In: Computer Science
Consider a hash table T with m=10 slots that uses open addressing with linear probing and the hash function h(k,i) = ((k mod m) + i) mod m, where i = 0,1,..., m-1 is the probe number.

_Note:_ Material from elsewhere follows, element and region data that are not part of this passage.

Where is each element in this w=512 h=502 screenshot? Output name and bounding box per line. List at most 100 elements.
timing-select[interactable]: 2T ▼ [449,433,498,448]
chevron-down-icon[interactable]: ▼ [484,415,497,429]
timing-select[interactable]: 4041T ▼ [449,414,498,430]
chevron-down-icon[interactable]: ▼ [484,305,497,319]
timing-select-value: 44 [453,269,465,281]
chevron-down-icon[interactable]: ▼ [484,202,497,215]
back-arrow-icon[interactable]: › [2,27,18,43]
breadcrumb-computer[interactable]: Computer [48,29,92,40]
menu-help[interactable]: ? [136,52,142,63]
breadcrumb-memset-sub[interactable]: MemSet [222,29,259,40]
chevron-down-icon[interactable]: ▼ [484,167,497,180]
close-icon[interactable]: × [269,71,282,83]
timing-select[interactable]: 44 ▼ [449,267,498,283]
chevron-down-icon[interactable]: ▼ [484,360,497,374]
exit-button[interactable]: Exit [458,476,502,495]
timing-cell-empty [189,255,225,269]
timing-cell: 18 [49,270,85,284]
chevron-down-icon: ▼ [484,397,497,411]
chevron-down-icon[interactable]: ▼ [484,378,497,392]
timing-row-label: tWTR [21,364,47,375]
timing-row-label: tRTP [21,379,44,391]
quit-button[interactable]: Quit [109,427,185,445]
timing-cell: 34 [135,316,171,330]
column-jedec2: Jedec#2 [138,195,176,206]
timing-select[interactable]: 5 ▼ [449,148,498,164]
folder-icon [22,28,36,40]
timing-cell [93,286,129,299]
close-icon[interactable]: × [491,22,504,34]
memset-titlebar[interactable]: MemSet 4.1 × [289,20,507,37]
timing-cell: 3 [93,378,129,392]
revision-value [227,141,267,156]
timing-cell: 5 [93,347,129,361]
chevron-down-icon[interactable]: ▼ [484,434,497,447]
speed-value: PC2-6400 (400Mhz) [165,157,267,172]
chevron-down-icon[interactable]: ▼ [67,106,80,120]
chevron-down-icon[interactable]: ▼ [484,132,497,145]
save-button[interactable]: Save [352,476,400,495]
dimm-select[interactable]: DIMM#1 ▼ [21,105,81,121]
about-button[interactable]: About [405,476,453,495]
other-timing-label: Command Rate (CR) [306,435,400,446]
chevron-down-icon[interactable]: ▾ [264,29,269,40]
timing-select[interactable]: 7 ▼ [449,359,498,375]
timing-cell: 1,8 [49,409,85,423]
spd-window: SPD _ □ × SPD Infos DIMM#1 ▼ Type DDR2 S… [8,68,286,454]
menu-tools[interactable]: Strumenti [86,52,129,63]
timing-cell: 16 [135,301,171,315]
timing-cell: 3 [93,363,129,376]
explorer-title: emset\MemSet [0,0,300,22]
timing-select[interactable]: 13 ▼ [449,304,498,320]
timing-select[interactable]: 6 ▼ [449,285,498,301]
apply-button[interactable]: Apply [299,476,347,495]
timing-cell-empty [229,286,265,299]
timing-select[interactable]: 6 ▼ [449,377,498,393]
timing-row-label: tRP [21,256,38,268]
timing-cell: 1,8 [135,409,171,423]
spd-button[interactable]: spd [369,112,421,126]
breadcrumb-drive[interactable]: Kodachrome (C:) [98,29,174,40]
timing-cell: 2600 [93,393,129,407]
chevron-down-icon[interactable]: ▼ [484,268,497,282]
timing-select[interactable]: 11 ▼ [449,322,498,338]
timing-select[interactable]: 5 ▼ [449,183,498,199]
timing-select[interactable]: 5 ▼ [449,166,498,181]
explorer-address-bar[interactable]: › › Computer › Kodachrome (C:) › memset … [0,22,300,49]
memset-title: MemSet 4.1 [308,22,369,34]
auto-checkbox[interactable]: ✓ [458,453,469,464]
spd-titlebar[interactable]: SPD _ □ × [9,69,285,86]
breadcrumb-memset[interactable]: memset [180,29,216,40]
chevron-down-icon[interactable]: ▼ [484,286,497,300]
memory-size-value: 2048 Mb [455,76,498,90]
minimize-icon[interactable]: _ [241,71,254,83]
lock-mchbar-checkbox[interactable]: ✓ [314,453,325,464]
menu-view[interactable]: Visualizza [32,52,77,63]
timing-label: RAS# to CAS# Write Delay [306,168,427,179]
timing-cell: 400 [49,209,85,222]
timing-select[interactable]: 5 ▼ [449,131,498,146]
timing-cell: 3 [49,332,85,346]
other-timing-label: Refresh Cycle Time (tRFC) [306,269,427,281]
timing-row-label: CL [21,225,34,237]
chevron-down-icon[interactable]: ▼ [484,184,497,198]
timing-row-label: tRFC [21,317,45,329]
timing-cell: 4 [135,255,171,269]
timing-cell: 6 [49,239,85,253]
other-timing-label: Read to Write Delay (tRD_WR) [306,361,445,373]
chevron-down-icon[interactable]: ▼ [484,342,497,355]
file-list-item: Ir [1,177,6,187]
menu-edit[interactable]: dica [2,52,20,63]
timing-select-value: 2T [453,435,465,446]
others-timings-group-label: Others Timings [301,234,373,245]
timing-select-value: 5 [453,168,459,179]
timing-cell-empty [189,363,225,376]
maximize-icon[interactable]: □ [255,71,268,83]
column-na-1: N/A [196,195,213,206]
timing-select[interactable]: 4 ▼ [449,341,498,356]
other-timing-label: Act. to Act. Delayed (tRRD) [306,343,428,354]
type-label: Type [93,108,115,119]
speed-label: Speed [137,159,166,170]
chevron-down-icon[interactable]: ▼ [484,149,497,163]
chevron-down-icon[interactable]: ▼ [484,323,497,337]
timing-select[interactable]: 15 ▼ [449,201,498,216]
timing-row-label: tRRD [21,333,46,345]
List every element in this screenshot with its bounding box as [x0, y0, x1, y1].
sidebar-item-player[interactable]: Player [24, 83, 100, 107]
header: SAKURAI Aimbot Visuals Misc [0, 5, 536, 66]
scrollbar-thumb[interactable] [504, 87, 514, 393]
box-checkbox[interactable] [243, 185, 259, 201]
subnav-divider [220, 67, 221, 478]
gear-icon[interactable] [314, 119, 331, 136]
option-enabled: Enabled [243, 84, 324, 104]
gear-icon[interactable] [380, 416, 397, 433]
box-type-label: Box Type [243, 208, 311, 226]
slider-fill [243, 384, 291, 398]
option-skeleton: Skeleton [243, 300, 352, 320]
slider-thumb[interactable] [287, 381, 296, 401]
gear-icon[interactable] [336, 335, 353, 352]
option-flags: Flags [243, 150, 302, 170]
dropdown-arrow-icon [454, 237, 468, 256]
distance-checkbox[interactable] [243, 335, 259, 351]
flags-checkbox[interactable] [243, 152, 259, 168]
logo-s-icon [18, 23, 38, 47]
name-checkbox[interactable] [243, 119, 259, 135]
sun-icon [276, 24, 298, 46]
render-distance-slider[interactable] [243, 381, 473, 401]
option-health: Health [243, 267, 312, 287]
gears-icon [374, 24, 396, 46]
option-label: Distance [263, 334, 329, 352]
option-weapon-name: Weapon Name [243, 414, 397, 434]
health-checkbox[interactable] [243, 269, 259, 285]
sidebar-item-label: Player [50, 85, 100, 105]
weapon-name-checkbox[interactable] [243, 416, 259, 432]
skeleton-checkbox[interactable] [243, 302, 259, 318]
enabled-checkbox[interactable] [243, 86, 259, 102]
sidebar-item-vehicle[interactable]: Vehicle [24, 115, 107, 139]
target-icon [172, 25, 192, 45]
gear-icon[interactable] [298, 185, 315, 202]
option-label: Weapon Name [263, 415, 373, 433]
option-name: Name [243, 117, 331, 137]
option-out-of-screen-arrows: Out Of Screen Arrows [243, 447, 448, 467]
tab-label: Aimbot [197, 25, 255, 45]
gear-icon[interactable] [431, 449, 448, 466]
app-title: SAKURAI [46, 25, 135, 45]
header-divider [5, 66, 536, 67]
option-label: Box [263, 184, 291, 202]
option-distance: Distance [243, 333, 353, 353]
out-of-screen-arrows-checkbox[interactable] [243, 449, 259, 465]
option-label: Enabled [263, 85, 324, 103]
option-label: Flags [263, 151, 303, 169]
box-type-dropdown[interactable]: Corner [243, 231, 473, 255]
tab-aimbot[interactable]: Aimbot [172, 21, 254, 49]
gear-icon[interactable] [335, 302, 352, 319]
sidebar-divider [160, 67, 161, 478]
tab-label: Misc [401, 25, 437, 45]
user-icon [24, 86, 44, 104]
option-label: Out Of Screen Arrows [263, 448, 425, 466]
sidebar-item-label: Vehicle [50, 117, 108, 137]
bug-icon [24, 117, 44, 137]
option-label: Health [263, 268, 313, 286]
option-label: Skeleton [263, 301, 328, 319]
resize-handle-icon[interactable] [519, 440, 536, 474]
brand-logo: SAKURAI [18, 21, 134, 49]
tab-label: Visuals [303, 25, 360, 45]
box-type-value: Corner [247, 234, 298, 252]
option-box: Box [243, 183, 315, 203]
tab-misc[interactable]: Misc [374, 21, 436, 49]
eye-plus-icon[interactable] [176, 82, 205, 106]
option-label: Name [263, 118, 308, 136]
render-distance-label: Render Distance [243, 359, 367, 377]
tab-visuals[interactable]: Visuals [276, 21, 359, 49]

Show T after inserting keys <867,755,535,296,866,135,669,445,524>.
Solution:
Given,
=>Hash table size(m) = 10
=>Linear probing is used for collision resolution
=>Hash function: h(k) = (kmodm + i) mod m where i = 0, 1 ....m-1
=>Keys = 867, 755, 535, 296, 866, 135, 669, 445, 524
Explanation:
Inerting keys:
Insert 487:
=>487 mod 10 = 7
Insert 755:
=>755 mod 10 = 5
Insert 535:
=>535 mod 10 = 5(collision)
=>(5 + 1) mod 10 = 6
Insert 296:
=>296 mod 10 = 6(collision)
=>(6 + 1) mod 10 = 7(collision)
=>(6 + 2) mod 10 = 8
Insert 866:
=>866 mod 10 = 6(collision)
=>(6 + 1) mod 10 = 7(collision)
=>(6 + 2) mod 10 = 8(collision)
=>(6 + 3) mod 10 = 9
Insert 135:
=>135 mod 10 = 5(collision)
=>(5 + 1) mod 10 = 6(collision)
=>(6 + 1) mod 10 = 7(collision)
=>(6 + 2) mod 10 = 8(collision)
=>(6 + 3) mod 10 = 9(collision)
=>(6 + 4) mod 10 = 0
Insert 669:
=>669 mod 10 = 9(collision)
=>(9 + 1) mod 10 = 0(collision)
=>(9 + 2) mod 10 = 1
Insert 445:
=>445 mod 10 = 5(collision)
=>(5 + 1) mod 10 = 6(collision)
=>(6 + 1) mod 10 = 7(collision)
=>(6 + 2) mod 10 = 8(collision)
=>(6 + 3) mod 10 = 9(collision)
=>(6 + 4) mod 10 = 0(collision)
=>(6 + 5) mod 10 = 1(collision)
=>(6 + 6) mod 10 = 2
Insert 524:
=>524 mod 10 = 4
Final hash table:
135 | 669 | 445 | 524 | 755 | 535 | 487 | 296 | 866 |
0 1 2 3 4 5 6 7 8 9
I have explained each and every part with the help of statements attached to the answer above.